Comédienne de théâtre, cofondatrice de La Piccola Familia avec Thomas Jolly, Julie Lerat-Gersand a mené des ateliers d'écriture dans des centres maternels et observé ce « mélange désarmant d'adolescence insouciante et de responsabilité parentale ». Cela lui a inspiré son premier film, qu'elle a voulu au plus près du réel. Voici Camille (Pili Groyne), 16 ans, enceinte, qui nie sa situation, peu aidée par une mère aimante mais toxique et donc envoyée dans un centre maternel. Tout y est très difficile, même pour l'expérimentée éducatrice qui la prend en charge (Romane Bohringer, pour qui le rôle a été écrit), désabusée par le manque de moyens. C'est filmé au centre de la tourmente, avec des cris, des désespoirs, mais aussi des rires et des joies quasi enfantines. Prenant.

* « The Son », de Florian Zeller (le 1er mars)

Avec « The Son », son deuxième film, après « The Father », également adapté (avec Christopher Hampton) de l'une de ses pièces de théâtre, Florian Zeller a voulu explorer « l'énigme de la souffrance psychique ». Avec un sujet, la dépression adolescente, d'autant plus important que, « depuis la pandémie, il y a comme une épidémie de fragilité psychique chez les plus jeunes » et que, « en France, seulement un tiers des personnes qui souffrent psychiquement sont accompagnées ». Pour inviter « à regarder la situation frontalement », le dramaturge cinéaste imagine un père divorcé, à nouveau en couple et avec un bébé, confronté à son fils de 17 ans en crise. Il se pense coupable, et en voulant réparer, va prendre de mauvaises décisions. L'origine théâtrale de l'histoire se sent davantage qu'avec « the Father », avec une dramatisation par moments un peu pesante, qu'imposait sans doute le sujet. Mais Hugh Jackman, qui a sollicité le rôle, fait parfaitement partager les interrogations, les angoisses, la culpabilité de ce père qui ne sait comment aider son fils. Tandis que le jeune Zen McGrath joue bien des humeurs changeantes, jusqu'au désespoir total, de l'adolescence. Qu'on ait ou non été confronté à ce type de problèmes, on comprend mieux les ressorts de cette souffrance et de celle d'un parent culpabilisé et impuissant.
 

« La Syndicaliste », de Jean-Paul Salomé (le 1er mars)

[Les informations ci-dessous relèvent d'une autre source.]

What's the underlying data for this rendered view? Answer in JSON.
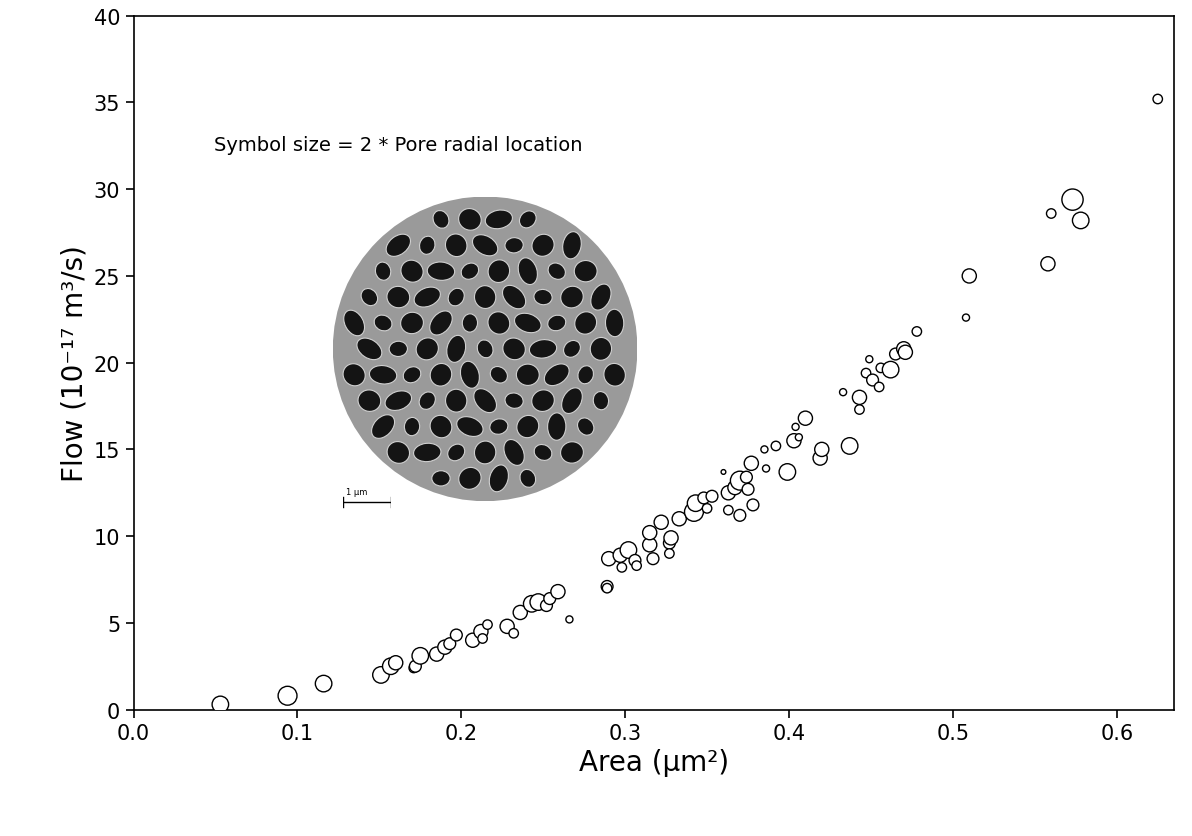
{
  "chart_data": {
    "type": "scatter",
    "xlabel": "Area (μm²)",
    "ylabel": "Flow (10⁻¹⁷ m³/s)",
    "annotations": [
      "Symbol size = 2 * Pore radial location",
      "1 μm"
    ],
    "color": "#000000",
    "marker": "circle",
    "xlim": [
      0.0,
      0.635
    ],
    "ylim": [
      0,
      40
    ],
    "xticks": [
      0.0,
      0.1,
      0.2,
      0.3,
      0.4,
      0.5,
      0.6
    ],
    "yticks": [
      0,
      5,
      10,
      15,
      20,
      25,
      30,
      35,
      40
    ],
    "x": [
      0.053,
      0.094,
      0.116,
      0.151,
      0.157,
      0.16,
      0.171,
      0.172,
      0.175,
      0.185,
      0.19,
      0.193,
      0.197,
      0.207,
      0.212,
      0.216,
      0.213,
      0.228,
      0.232,
      0.236,
      0.243,
      0.247,
      0.252,
      0.254,
      0.259,
      0.266,
      0.289,
      0.29,
      0.289,
      0.297,
      0.298,
      0.302,
      0.306,
      0.307,
      0.315,
      0.315,
      0.317,
      0.322,
      0.327,
      0.328,
      0.327,
      0.333,
      0.342,
      0.343,
      0.348,
      0.35,
      0.353,
      0.36,
      0.363,
      0.363,
      0.367,
      0.37,
      0.37,
      0.374,
      0.375,
      0.377,
      0.378,
      0.385,
      0.386,
      0.392,
      0.399,
      0.403,
      0.404,
      0.406,
      0.41,
      0.419,
      0.42,
      0.433,
      0.437,
      0.443,
      0.443,
      0.447,
      0.449,
      0.451,
      0.455,
      0.456,
      0.462,
      0.465,
      0.47,
      0.471,
      0.478,
      0.508,
      0.51,
      0.558,
      0.56,
      0.573,
      0.578,
      0.625
    ],
    "values": [
      0.3,
      0.8,
      1.5,
      2.0,
      2.5,
      2.7,
      2.4,
      2.5,
      3.1,
      3.2,
      3.6,
      3.8,
      4.3,
      4.0,
      4.5,
      4.9,
      4.1,
      4.8,
      4.4,
      5.6,
      6.1,
      6.2,
      6.0,
      6.4,
      6.8,
      5.2,
      7.1,
      8.7,
      7.0,
      8.9,
      8.2,
      9.2,
      8.6,
      8.3,
      9.5,
      10.2,
      8.7,
      10.8,
      9.6,
      9.9,
      9.0,
      11.0,
      11.4,
      11.9,
      12.2,
      11.6,
      12.3,
      13.7,
      12.5,
      11.5,
      12.8,
      13.2,
      11.2,
      13.4,
      12.7,
      14.2,
      11.8,
      15.0,
      13.9,
      15.2,
      13.7,
      15.5,
      16.3,
      15.7,
      16.8,
      14.5,
      15.0,
      18.3,
      15.2,
      17.3,
      18.0,
      19.4,
      20.2,
      19.0,
      18.6,
      19.7,
      19.6,
      20.5,
      20.8,
      20.6,
      21.8,
      22.6,
      25.0,
      25.7,
      28.6,
      29.4,
      28.2,
      35.2
    ],
    "radial_location": [
      7,
      8,
      7,
      7,
      7,
      6,
      4,
      5,
      7,
      6,
      6,
      5,
      5,
      6,
      6,
      4,
      4,
      6,
      4,
      6,
      7,
      7,
      5,
      5,
      6,
      3,
      5,
      6,
      4,
      6,
      4,
      7,
      5,
      4,
      6,
      6,
      5,
      6,
      5,
      6,
      4,
      6,
      8,
      7,
      5,
      4,
      5,
      2,
      6,
      4,
      6,
      8,
      5,
      5,
      5,
      6,
      5,
      3,
      3,
      4,
      7,
      6,
      3,
      3,
      6,
      6,
      6,
      3,
      7,
      4,
      6,
      4,
      3,
      5,
      4,
      4,
      7,
      5,
      6,
      6,
      4,
      3,
      6,
      6,
      4,
      9,
      7,
      4
    ]
  }
}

Le réalisateur de « la Daronne » signe un thriller politico-économique qui paraîtrait invraisemblable si on ne le savait inspiré de faits réels, comme c'est de plus en plus souvent le cas dans le cinéma contemporain – pour le meilleur, comme ici, ou pour le moins bon… En l'occurrence, d'après le livre du même titre publié en 2019 par la journaliste Caroline Michel-Aguirre, de l'histoire de Maureen Kearney, déléguée CFDT chez Areva, lanceuse d'alerte en 2012, pour son malheur. On n'en dira pas plus pour ne pas gâcher le plaisir du suspense, pour ceux qui n'auraient pas suivi cet imbroglio auquel sont mêlés notamment les dirigeants d'Areva et d'EDF et des politiques hauts placés. La véracité psychologique du récit étant renforcée par une dimension intime un peu plus inventée. Jean-Paul Salomé retrouve Isabelle Huppert, avec laquelle il s'était très bien entendu pour « la Daronne ». Faut-il préciser que l'actrice est à son affaire et particulièrement convaincante ? Grégory Gadebois, le fidèle mari, Marina Foïs, Yvan Attal, Pierre Deladonchamps, Pierre-Xavier Demaison lui donnent la réplique.